Interesting, so I should check the ph of my sugar syrup and I could add lemon juice to get the ph down to 4.5 - 5?


----------



## beekuk (Dec 31, 2008)

NW_Mark said:


> So you are shooting for a final PH range of 4.3 to 4.7 with any type of syrup of food? Is anybody doing a PH test to check their starting and ending point? Easy to do. Might Apple cider vinegar also work?
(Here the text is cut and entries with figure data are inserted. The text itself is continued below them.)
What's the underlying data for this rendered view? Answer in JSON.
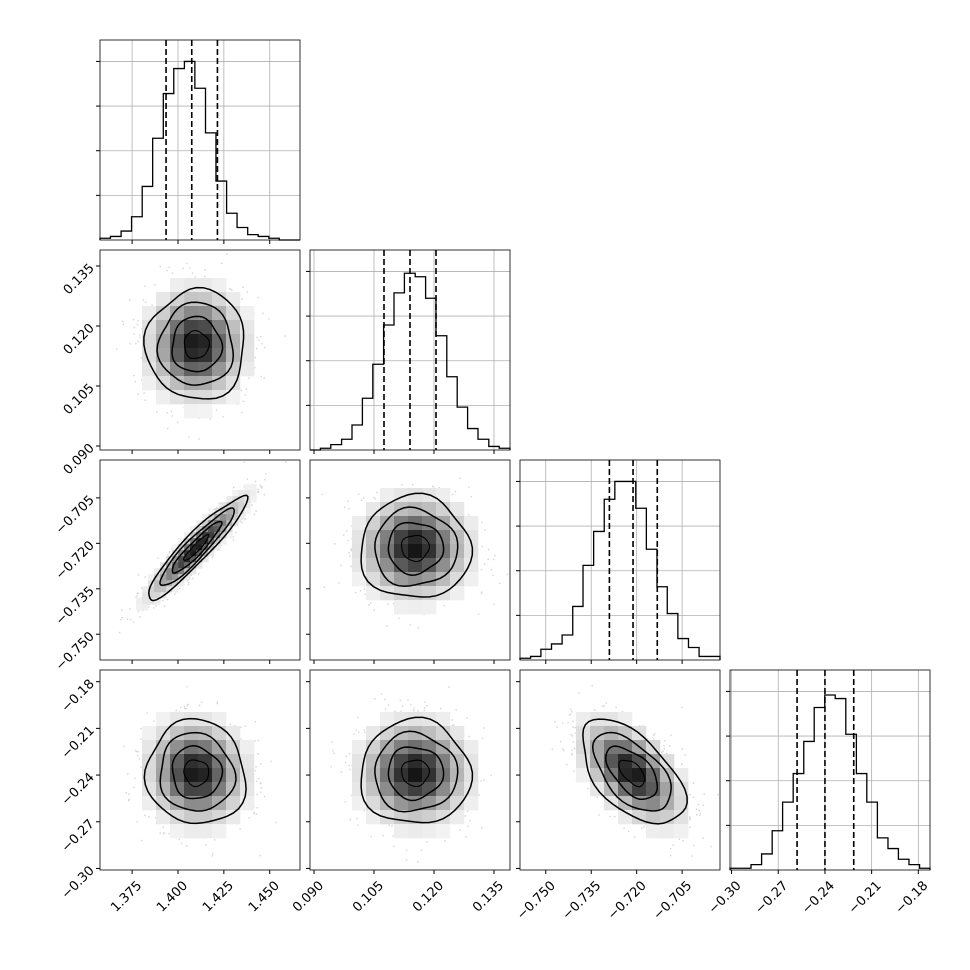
{
  "chart_data": {
    "type": "corner",
    "grid": true,
    "colors": {
      "line": "#000000",
      "scatter": "#808080",
      "grid": "#b0b0b0",
      "background": "#ffffff"
    },
    "parameters": [
      {
        "ticks": [
          1.375,
          1.4,
          1.425,
          1.45
        ],
        "tick_labels": [
          "1.375",
          "1.400",
          "1.425",
          "1.450"
        ],
        "range": [
          1.3575,
          1.4665
        ],
        "quantiles": [
          1.3935,
          1.4075,
          1.4215
        ]
      },
      {
        "ticks": [
          0.09,
          0.105,
          0.12,
          0.135
        ],
        "tick_labels": [
          "0.090",
          "0.105",
          "0.120",
          "0.135"
        ],
        "range": [
          0.089,
          0.139
        ],
        "quantiles": [
          0.1075,
          0.114,
          0.1205
        ]
      },
      {
        "ticks": [
          -0.75,
          -0.735,
          -0.72,
          -0.705
        ],
        "tick_labels": [
          "−0.750",
          "−0.735",
          "−0.720",
          "−0.705"
        ],
        "range": [
          -0.7585,
          -0.6925
        ],
        "quantiles": [
          -0.729,
          -0.7212,
          -0.7132
        ]
      },
      {
        "ticks": [
          -0.3,
          -0.27,
          -0.24,
          -0.21,
          -0.18
        ],
        "tick_labels": [
          "−0.30",
          "−0.27",
          "−0.24",
          "−0.21",
          "−0.18"
        ],
        "range": [
          -0.301,
          -0.1725
        ],
        "quantiles": [
          -0.2579,
          -0.24,
          -0.2215
        ]
      }
    ],
    "histograms": [
      {
        "bin_edges": [
          1.3575,
          1.3632,
          1.369,
          1.3747,
          1.3805,
          1.3862,
          1.392,
          1.3977,
          1.4035,
          1.4092,
          1.415,
          1.4207,
          1.4265,
          1.4322,
          1.438,
          1.4437,
          1.4495,
          1.4552,
          1.461,
          1.4665
        ],
        "counts": [
          1,
          2,
          5,
          13,
          30,
          57,
          82,
          96,
          100,
          85,
          60,
          33,
          15,
          7,
          3,
          2,
          1,
          0,
          0
        ]
      },
      {
        "bin_edges": [
          0.089,
          0.0916,
          0.0942,
          0.0969,
          0.0995,
          0.1021,
          0.1047,
          0.1074,
          0.11,
          0.1126,
          0.1153,
          0.1179,
          0.1205,
          0.1232,
          0.1258,
          0.1284,
          0.131,
          0.1337,
          0.1363,
          0.139
        ],
        "counts": [
          0,
          1,
          3,
          6,
          14,
          29,
          48,
          70,
          88,
          99,
          97,
          85,
          64,
          41,
          24,
          12,
          6,
          2,
          1
        ]
      },
      {
        "bin_edges": [
          -0.7585,
          -0.755,
          -0.7516,
          -0.7481,
          -0.7446,
          -0.7411,
          -0.7377,
          -0.7342,
          -0.7307,
          -0.7272,
          -0.7238,
          -0.7203,
          -0.7168,
          -0.7133,
          -0.7099,
          -0.7064,
          -0.7029,
          -0.6994,
          -0.696,
          -0.6925
        ],
        "counts": [
          1,
          2,
          6,
          9,
          14,
          30,
          53,
          72,
          90,
          100,
          100,
          85,
          62,
          41,
          26,
          12,
          7,
          2,
          2
        ]
      },
      {
        "bin_edges": [
          -0.301,
          -0.2942,
          -0.2875,
          -0.2807,
          -0.2739,
          -0.2672,
          -0.2604,
          -0.2536,
          -0.2469,
          -0.2401,
          -0.2334,
          -0.2266,
          -0.2198,
          -0.2131,
          -0.2063,
          -0.1995,
          -0.1928,
          -0.186,
          -0.1792,
          -0.1725
        ],
        "counts": [
          1,
          1,
          3,
          9,
          22,
          38,
          54,
          72,
          91,
          98,
          96,
          76,
          54,
          38,
          18,
          12,
          6,
          3,
          1
        ]
      }
    ],
    "pairs": [
      {
        "x": 0,
        "y": 1,
        "mean": [
          1.41,
          0.1153
        ],
        "sd": [
          0.0135,
          0.0069
        ],
        "rho": 0.0
      },
      {
        "x": 0,
        "y": 2,
        "mean": [
          1.41,
          -0.7215
        ],
        "sd": [
          0.0135,
          0.0085
        ],
        "rho": 0.93
      },
      {
        "x": 1,
        "y": 2,
        "mean": [
          0.1153,
          -0.7215
        ],
        "sd": [
          0.0069,
          0.0085
        ],
        "rho": 0.0
      },
      {
        "x": 0,
        "y": 3,
        "mean": [
          1.41,
          -0.2385
        ],
        "sd": [
          0.0135,
          0.0168
        ],
        "rho": -0.05
      },
      {
        "x": 1,
        "y": 3,
        "mean": [
          0.1153,
          -0.2385
        ],
        "sd": [
          0.0069,
          0.0168
        ],
        "rho": 0.0
      },
      {
        "x": 2,
        "y": 3,
        "mean": [
          -0.7215,
          -0.2385
        ],
        "sd": [
          0.0085,
          0.0168
        ],
        "rho": -0.55
      }
    ]
  }
}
Yes,cider vinigar also does the same thing.


----------



## simplyhoney (Sep 14, 2004)

put the GA to 'em. That will kill anything..................may be even bees.


----------



## jean-marc (Jan 13, 2005)

Soooo, what's a GA?

Jean-Marc


----------



## simplyhoney (Sep 14, 2004)

OOOOOO cant reveal that information.....................too top secret amungst the inner circle of elite beekeepers. LOL Glacial Acidic Acid IE concentrated vinager.


----------



## Keith Jarrett (Dec 10, 2006)

simplyhoney said:


> OOOOOO cant reveal that information.....................too top secret .


Now your talken.... Hey, speaking of this, have a new sub coming out this fall that will TARGET the microbes in the mid-gut
and make NOSEMA a NON ISSUE.   .


----------



## irwin harlton (Jan 7, 2005)

make NOSEMA a NON ISSUE....NOW THAT JUST MIGHT SELL


----------